Рассечение Стоуна - Соколов Сергей И.. Страница 41

Несмотря на хлипкую конструкцию – с четырех сторон стекло, основание из жести, – инкубатор оказался в целости и сохранности. Гебре сполоснул устройство из шланга, разогнал блох, прожарил на солнышке и помыл горячей водой. Прежде чем доставить инкубатор в спальню Хемы, Гхош еще и протер его спиртом.
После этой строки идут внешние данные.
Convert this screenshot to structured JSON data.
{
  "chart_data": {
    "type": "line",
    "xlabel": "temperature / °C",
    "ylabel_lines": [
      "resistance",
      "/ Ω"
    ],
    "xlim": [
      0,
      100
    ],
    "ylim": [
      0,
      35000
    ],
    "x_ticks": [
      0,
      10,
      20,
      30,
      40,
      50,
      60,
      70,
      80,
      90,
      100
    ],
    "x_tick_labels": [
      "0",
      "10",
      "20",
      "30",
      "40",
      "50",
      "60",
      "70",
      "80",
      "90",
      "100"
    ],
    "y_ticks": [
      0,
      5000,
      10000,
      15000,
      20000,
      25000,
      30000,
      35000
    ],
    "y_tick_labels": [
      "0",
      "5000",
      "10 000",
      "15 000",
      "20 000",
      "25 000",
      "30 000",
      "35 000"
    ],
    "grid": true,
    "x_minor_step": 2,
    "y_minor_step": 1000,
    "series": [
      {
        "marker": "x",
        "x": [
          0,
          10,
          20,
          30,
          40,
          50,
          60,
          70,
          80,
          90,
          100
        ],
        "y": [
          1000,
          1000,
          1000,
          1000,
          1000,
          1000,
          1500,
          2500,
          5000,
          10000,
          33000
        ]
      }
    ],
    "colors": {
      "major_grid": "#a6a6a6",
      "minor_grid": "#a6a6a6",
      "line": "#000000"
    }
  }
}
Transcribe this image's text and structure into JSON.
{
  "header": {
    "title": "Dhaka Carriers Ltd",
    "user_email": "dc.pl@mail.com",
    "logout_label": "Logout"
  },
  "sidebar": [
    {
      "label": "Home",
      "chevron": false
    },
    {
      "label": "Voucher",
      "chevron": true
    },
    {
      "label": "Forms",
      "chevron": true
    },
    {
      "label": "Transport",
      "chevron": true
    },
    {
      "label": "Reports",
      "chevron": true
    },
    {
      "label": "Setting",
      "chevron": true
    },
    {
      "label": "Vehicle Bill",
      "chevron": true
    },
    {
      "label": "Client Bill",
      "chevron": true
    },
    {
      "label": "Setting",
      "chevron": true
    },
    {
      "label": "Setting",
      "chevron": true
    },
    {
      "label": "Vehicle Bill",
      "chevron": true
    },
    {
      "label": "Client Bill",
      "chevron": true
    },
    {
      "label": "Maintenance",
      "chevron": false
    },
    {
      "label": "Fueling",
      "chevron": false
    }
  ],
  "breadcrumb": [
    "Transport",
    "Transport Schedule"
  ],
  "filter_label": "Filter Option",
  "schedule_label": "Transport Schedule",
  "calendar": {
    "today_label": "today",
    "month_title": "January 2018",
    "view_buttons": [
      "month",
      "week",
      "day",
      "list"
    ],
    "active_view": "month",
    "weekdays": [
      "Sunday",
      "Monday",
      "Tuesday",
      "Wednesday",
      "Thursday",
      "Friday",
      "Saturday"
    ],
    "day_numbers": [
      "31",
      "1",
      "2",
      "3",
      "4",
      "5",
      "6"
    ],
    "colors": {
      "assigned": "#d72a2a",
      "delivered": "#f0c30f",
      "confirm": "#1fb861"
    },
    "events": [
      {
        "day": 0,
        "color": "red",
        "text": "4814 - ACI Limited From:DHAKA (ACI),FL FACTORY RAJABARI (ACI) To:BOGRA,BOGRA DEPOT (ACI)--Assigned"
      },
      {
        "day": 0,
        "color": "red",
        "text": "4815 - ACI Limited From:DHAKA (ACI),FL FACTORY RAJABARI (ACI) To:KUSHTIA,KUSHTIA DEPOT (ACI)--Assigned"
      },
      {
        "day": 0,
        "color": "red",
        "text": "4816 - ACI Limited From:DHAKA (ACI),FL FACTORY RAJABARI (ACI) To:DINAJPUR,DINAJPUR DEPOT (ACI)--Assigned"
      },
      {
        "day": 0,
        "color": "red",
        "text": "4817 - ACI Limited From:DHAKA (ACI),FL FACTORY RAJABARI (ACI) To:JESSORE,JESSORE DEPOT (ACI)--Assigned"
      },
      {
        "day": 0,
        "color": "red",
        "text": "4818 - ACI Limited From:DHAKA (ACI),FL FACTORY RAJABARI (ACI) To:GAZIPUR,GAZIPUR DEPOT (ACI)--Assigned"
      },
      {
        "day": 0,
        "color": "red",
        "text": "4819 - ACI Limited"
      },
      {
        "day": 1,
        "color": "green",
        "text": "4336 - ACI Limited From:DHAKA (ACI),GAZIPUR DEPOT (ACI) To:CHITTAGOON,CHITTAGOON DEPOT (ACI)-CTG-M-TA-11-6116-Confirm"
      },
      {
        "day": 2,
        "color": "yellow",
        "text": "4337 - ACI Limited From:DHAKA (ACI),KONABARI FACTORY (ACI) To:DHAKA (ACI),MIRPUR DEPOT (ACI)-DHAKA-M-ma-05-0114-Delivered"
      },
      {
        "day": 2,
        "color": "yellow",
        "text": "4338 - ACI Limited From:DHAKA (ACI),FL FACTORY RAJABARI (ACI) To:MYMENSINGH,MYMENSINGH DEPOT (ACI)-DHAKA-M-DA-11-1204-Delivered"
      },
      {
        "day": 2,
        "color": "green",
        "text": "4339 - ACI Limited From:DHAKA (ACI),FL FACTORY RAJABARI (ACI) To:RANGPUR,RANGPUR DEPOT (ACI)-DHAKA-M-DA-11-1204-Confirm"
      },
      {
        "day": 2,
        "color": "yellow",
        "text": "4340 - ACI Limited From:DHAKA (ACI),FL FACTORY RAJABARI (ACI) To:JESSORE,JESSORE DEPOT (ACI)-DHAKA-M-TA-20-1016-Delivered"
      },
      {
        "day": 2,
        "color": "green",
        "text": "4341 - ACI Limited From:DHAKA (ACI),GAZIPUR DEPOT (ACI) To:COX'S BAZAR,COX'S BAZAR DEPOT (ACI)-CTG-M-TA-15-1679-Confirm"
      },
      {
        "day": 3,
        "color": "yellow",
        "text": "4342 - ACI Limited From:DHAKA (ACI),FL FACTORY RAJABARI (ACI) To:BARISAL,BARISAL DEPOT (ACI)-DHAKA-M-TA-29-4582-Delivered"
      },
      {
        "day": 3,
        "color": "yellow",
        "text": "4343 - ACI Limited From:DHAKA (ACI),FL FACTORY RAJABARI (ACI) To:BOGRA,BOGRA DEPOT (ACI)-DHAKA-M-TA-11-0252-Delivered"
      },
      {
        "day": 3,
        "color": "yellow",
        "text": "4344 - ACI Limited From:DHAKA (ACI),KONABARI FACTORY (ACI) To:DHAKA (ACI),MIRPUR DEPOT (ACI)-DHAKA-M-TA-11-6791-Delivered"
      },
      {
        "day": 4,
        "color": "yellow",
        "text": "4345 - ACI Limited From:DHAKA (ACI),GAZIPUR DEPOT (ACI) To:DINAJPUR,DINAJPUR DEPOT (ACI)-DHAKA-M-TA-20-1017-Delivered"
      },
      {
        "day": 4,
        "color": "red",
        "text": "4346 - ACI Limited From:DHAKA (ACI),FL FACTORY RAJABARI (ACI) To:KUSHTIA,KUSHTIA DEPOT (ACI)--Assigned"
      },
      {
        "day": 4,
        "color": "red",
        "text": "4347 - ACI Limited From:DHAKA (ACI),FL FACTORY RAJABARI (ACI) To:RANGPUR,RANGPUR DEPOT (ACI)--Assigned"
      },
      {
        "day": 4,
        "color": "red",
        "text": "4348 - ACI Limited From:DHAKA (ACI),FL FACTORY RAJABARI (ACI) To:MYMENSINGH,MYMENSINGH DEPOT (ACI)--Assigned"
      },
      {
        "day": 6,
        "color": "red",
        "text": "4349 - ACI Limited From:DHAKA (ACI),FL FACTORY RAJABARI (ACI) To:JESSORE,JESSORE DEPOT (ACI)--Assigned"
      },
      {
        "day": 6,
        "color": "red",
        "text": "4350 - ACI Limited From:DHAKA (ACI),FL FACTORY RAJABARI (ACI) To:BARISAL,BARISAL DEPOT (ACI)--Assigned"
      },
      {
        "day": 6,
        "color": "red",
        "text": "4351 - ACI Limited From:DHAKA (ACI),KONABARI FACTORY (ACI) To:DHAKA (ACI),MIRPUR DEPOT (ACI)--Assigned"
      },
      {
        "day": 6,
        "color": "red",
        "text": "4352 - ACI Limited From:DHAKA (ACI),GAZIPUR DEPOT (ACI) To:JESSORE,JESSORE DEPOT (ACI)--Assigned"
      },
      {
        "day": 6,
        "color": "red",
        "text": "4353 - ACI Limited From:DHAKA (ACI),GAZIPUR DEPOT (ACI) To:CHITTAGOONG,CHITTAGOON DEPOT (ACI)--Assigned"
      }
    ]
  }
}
Как только он отошел в сторону, чтобы полюбоваться своим творением, Алмаз и Розина троекратно обошли инкубатор, громко цокая языками и чуть ли не плюясь.

– Чтобы отогнать сглаз, – пояснили они на амхарском, вытирая губы тыльной стороной ладони.

– Напомните мне, чтобы я ни в коем случае не приглашал вас в операционную, – сказал Гхош по-английски. – Хема? А как же антисептика? Листер? Пастер? Ты в это больше не веришь?

– Не забывай, у меня послеродовой синдром, – весело ответила Хема. – Отогнать злых духов – куда важнее.

Спеленутые близнецы лежали в инкубаторе двумя личинками, на головах чепчики, только морщинистые личики и видны. Как бы далеко друг от друга ни клала малышей Хема, возвращаясь, она неизменно заставала их лицом к лицу в положении У головы соприкасаются. Так они лежали в утробе.

Порой по ночам, заступив на свою вахту у детской кроватки, усталый и сонный, Гхош говорил себе: «Зачем ты здесь? Стала бы она так стараться ради тебя? Снова ты поддался ее чарам, придурок! И когда наконец ты скажешь ей нужные слова?»

Гхош решил: вот наладится у Шивы дыхание – и уеду. Насколько он знал Хему, как только его помощь ей станет не нужна, все вернется на круги своя. Да еще неясно, какие последствия возымеет визит Харриса, будут ли хьюстонские баптисты по-прежнему давать деньги. Матушка на этот счет не высказывалась.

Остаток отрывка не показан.